One specific innovation in this study was to explore if the baseline GRU-RNN architecture could be improved using model personalization. Assuming that “depression” is a highly heterogenous construct, we hypothesized that adding further personalization layers while retaining a common backbone model would allow to enhance predictions, by allowing to “attune” the model to personal symptom dynamics within a designated “burn-in” phase. The most auspicious of the examined approaches was transfer learning with shared common layers, a method that has yielded promising results in previous mental health-related applications as well (see, e.g., Taylor et al., 2020). A schematic illustration of this approach is provided in Figure 14 below.

Schematic illustration of transfer learning with shared common layers.
Figure 14. Schematic illustration of transfer learning with shared common layers.

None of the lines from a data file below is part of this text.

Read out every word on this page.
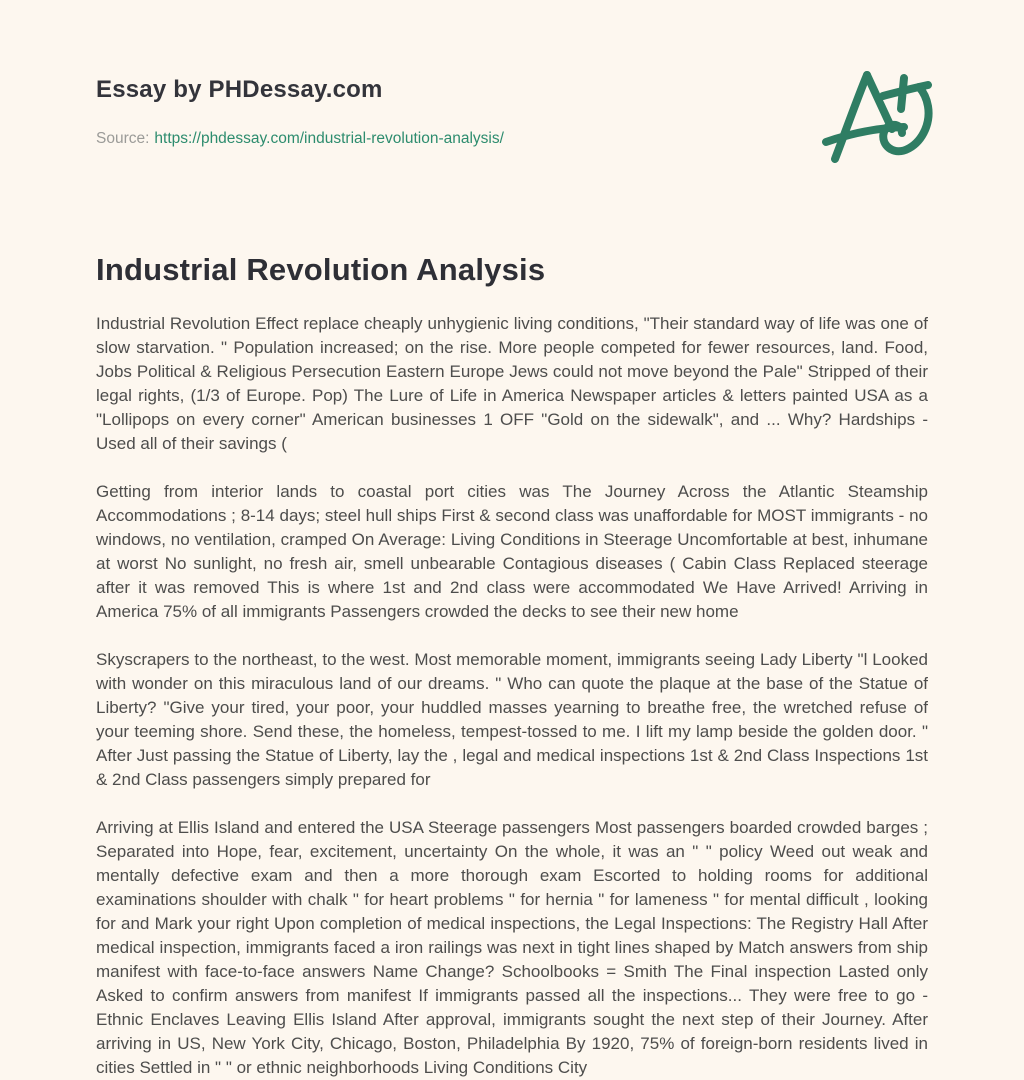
Essay by PHDessay.com
Source: https://phdessay.com/industrial-revolution-analysis/
Industrial Revolution Analysis

Industrial Revolution Effect replace cheaply unhygienic living conditions, "Their standard way of life was one of slow starvation. " Population increased; on the rise. More people competed for fewer resources, land. Food, Jobs Political & Religious Persecution Eastern Europe Jews could not move beyond the Pale" Stripped of their legal rights, (1/3 of Europe. Pop) The Lure of Life in America Newspaper articles & letters painted USA as a "Lollipops on every corner" American businesses 1 OFF "Gold on the sidewalk", and ... Why? Hardships - Used all of their savings (

Getting from interior lands to coastal port cities was The Journey Across the Atlantic Steamship Accommodations ; 8-14 days; steel hull ships First & second class was unaffordable for MOST immigrants - no windows, no ventilation, cramped On Average: Living Conditions in Steerage Uncomfortable at best, inhumane at worst No sunlight, no fresh air, smell unbearable Contagious diseases ( Cabin Class Replaced steerage after it was removed This is where 1st and 2nd class were accommodated We Have Arrived! Arriving in America 75% of all immigrants Passengers crowded the decks to see their new home

Skyscrapers to the northeast, to the west. Most memorable moment, immigrants seeing Lady Liberty "l Looked with wonder on this miraculous land of our dreams. " Who can quote the plaque at the base of the Statue of Liberty? "Give your tired, your poor, your huddled masses yearning to breathe free, the wretched refuse of your teeming shore. Send these, the homeless, tempest-tossed to me. I lift my lamp beside the golden door. " After Just passing the Statue of Liberty, lay the , legal and medical inspections 1st & 2nd Class Inspections 1st & 2nd Class passengers simply prepared for

Arriving at Ellis Island and entered the USA Steerage passengers Most passengers boarded crowded barges ; Separated into Hope, fear, excitement, uncertainty On the whole, it was an " " policy Weed out weak and mentally defective exam and then a more thorough exam Escorted to holding rooms for additional examinations shoulder with chalk " for heart problems " for hernia " for lameness " for mental difficult , looking for and Mark your right Upon completion of medical inspections, the Legal Inspections: The Registry Hall After medical inspection, immigrants faced a iron railings was next in tight lines shaped by Match answers from ship manifest with face-to-face answers Name Change? Schoolbooks = Smith The Final inspection Lasted only Asked to confirm answers from manifest If immigrants passed all the inspections... They were free to go - Ethnic Enclaves Leaving Ellis Island After approval, immigrants sought the next step of their Journey. After arriving in US, New York City, Chicago, Boston, Philadelphia By 1920, 75% of foreign-born residents lived in cities Settled in " " or ethnic neighborhoods Living Conditions City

In transfer learning, common “population-level” layers are combined with personalized layers for each patient. At first, a baseline model was trained on all individuals, with two layers of the pretrained GRU-RNN serving as the backbone. To personalize the architecture, a fully-connected layer with 30 neurons was then added along with the output layer of the baseline model, which was fine-tuned separately to each patient, resulting in a unique model for each individual. This approach thus captures both general patterns across all patients, as well as more “idiosyncratic” information that may arise due to inherent heterogeneity in patients' symptomatology, as well as their individual response to treatment.